- Born: c. 1941
- Occupation: Catholic priest
- Organization: Catholic Priests Association for Justice
- Known for: pro-democracy activism, anti-U.S. military protests
- Awards: Gwangju Prize for Human Rights (2012)

= Mun Jeong-hyeon =

South Korean Catholic priest (born c. 1941)

Rev. Bartholomew Mun Jeong Hyeon (born c. 1941) is a South Korean Catholic priest. In the 1970s, he founded the Catholic Priests Association for Justice in opposition to the South Korean dictatorships that had killed pro-democracy activists. Since the 1980s, he has been a leading voice against the U.S. military presence in South Korea. In 2012, he was awarded the Gwangju Prize for Human Rights.

==Role in the democratization movement==
Mun was an active participant in the 5.18 Democratization Movement, a popular uprising against President Chun Doo-hwan based primarily in the city of Gwangju. During the 1970s, Mun attended protests and founded the Catholic Priests' Organization for Justice in response to the government's killing of pro-democracy protesters. In 1976, he was jailed along with future president Kim Dae-jung. In 1986, he joined rallies and hunger strikes supporting the establishment of a democratic constitution.

==Opposition to U.S. military==

Mun became one of the leaders of the anti-American movement in South Korea in the 1980s, describing the military presence as an "occupation force". The movement was at first small due to the country's conservatism and the association between anti-Americanism and communism, but grew into a mainstream movement over the following decades. When the Status of forces agreement between South Korea and the U.S. was being renegotiated in 1999, Mun led public action against it.

In December 2002, Mun spoke at a rally against the U.S. military presence after an armored vehicle operated by a U.S. soldier killed two South Korean teenage girls in the Yangju highway incident.

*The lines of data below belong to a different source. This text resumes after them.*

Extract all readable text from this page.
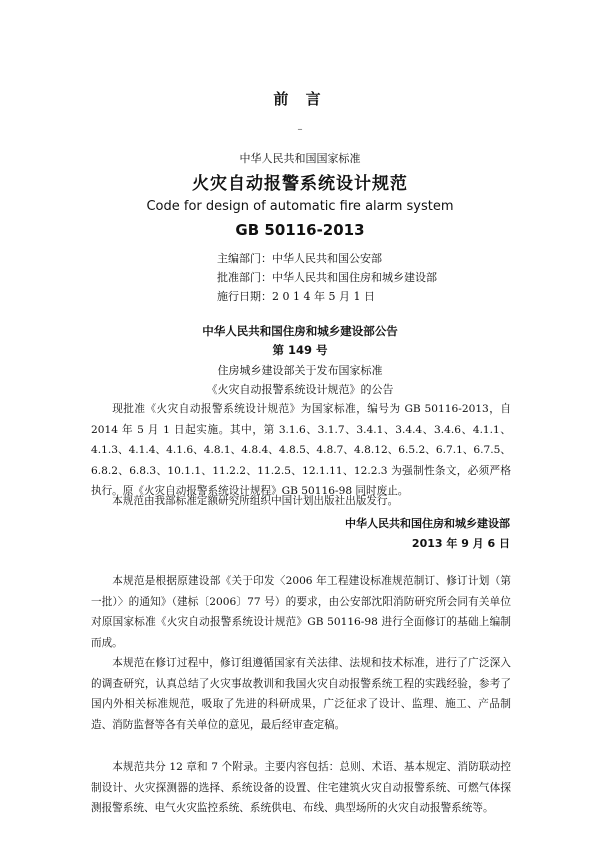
前 言
–
中华人民共和国国家标准
火灾自动报警系统设计规范
Code for design of automatic fire alarm system
GB 50116-2013
主编部门：中华人民共和国公安部
批准部门：中华人民共和国住房和城乡建设部
施行日期：2 0 1 4 年 5 月 1 日
中华人民共和国住房和城乡建设部公告
第 149 号
住房城乡建设部关于发布国家标准
《火灾自动报警系统设计规范》的公告

现批准《火灾自动报警系统设计规范》为国家标准，编号为 GB 50116-2013，自 2014 年 5 月 1 日起实施。其中，第 3.1.6、3.1.7、3.4.1、3.4.4、3.4.6、4.1.1、4.1.3、4.1.4、4.1.6、4.8.1、4.8.4、4.8.5、4.8.7、4.8.12、6.5.2、6.7.1、6.7.5、6.8.2、6.8.3、10.1.1、11.2.2、11.2.5、12.1.11、12.2.3 为强制性条文，必须严格执行。原《火灾自动报警系统设计规程》GB 50116-98 同时废止。

本规范由我部标准定额研究所组织中国计划出版社出版发行。

中华人民共和国住房和城乡建设部
2013 年 9 月 6 日

本规范是根据原建设部《关于印发〈2006 年工程建设标准规范制订、修订计划（第一批）〉的通知》（建标〔2006〕77 号）的要求，由公安部沈阳消防研究所会同有关单位对原国家标准《火灾自动报警系统设计规范》GB 50116-98 进行全面修订的基础上编制而成。

本规范在修订过程中，修订组遵循国家有关法律、法规和技术标准，进行了广泛深入的调查研究，认真总结了火灾事故教训和我国火灾自动报警系统工程的实践经验，参考了国内外相关标准规范，吸取了先进的科研成果，广泛征求了设计、监理、施工、产品制造、消防监督等各有关单位的意见，最后经审查定稿。

本规范共分 12 章和 7 个附录。主要内容包括：总则、术语、基本规定、消防联动控制设计、火灾探测器的选择、系统设备的设置、住宅建筑火灾自动报警系统、可燃气体探测报警系统、电气火灾监控系统、系统供电、布线、典型场所的火灾自动报警系统等。
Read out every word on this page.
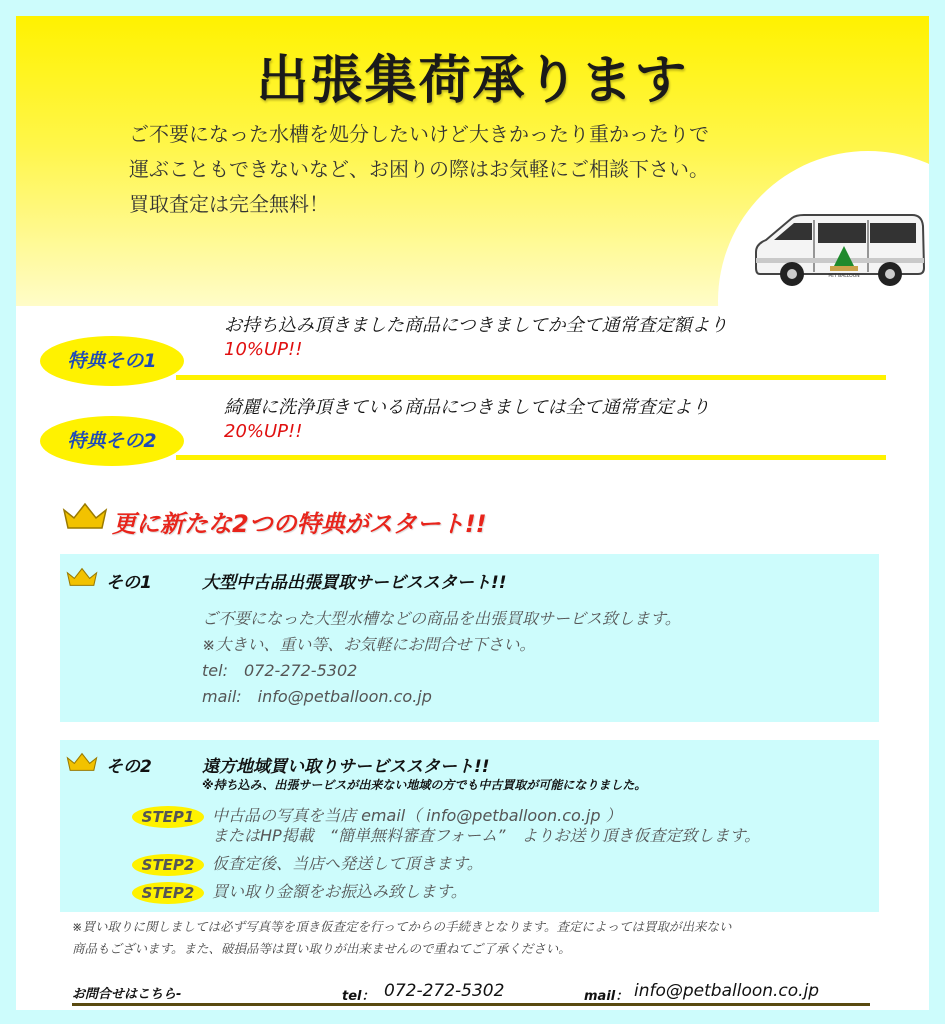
出張集荷承ります
ご不要になった水槽を処分したいけど大きかったり重かったりで
運ぶこともできないなど、お困りの際はお気軽にご相談下さい。
買取査定は完全無料！
PET BALLOON
お持ち込み頂きました商品につきましてか全て通常査定額より
10%UP!!
特典その1
綺麗に洗浄頂きている商品につきましては全て通常査定より
20%UP!!
特典その2
更に新たな2つの特典がスタート!!
その1	大型中古品出張買取サービススタート!!
ご不要になった大型水槽などの商品を出張買取サービス致します。
※大きい、重い等、お気軽にお問合せ下さい。
tel:　072-272-5302
mail:　info@petballoon.co.jp
その2	遠方地域買い取りサービススタート!!
※持ち込み、出張サービスが出来ない地域の方でも中古買取が可能になりました。
STEP1	中古品の写真を当店 email（ info@petballoon.co.jp ）
またはHP掲載　“簡単無料審査フォーム”　よりお送り頂き仮査定致します。
STEP2	仮査定後、当店へ発送して頂きます。
STEP2	買い取り金額をお振込み致します。
※買い取りに関しましては必ず写真等を頂き仮査定を行ってからの手続きとなります。査定によっては買取が出来ない
商品もございます。また、破損品等は買い取りが出来ませんので重ねてご了承ください。
お問合せはこちら-	tel： 072-272-5302	mail： info@petballoon.co.jp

Mun also spent several years as a leader of the Daechuri Protests, a resistance movement in opposition to the expansion of Camp Humphreys, a U.S. Army garrison. The expansion tripled the base in size and forced a number of residents from their home villages. In 2005, a warrant was issued for his arrest following a large protest that led to clashes between demonstrators and riot police. Two years later, Mun acknowledged that it had become physically impossible to continue to block the expansion site—which was then guarded by South Korean soldiers and concertina wire—but maintained his belief that the activists' cause was "just" and that the U.S. military would someday have to leave South Korea.

Mun moved to Gangjeong Village, Seogwipo City, Jeju Province, in 2011 to live in solidarity with protesters against the construction of an ROK Naval base, which in his opinion will also be a U.S. Naval base in some way. In April 2012, he fell from a concrete tetrapod during a protest, fracturing several vertebrae.

== Gwangju Prize for Human Rights ==
Mun was awarded the Gwangju Prize for Human Rights on 18 May 2012, the first Korean individual to win the prize. The citation read:
The Catholic Priest Mun Jeong Hyeon has demonstrated his consistent commitment to peace and justice during his life time. His concerns have ranged from his involvement in fighting against the 1970's dictatorship where the authoritarian regime carried out extrajudicial killings, to the 1980's military junta, to the struggle against the navy base at Gangjeong, Jeju till this day. This member of the Catholic clergy has resisted against injustice and abuse of state power, while encouraging the socially disadvantaged and conducting environmental and peace movements.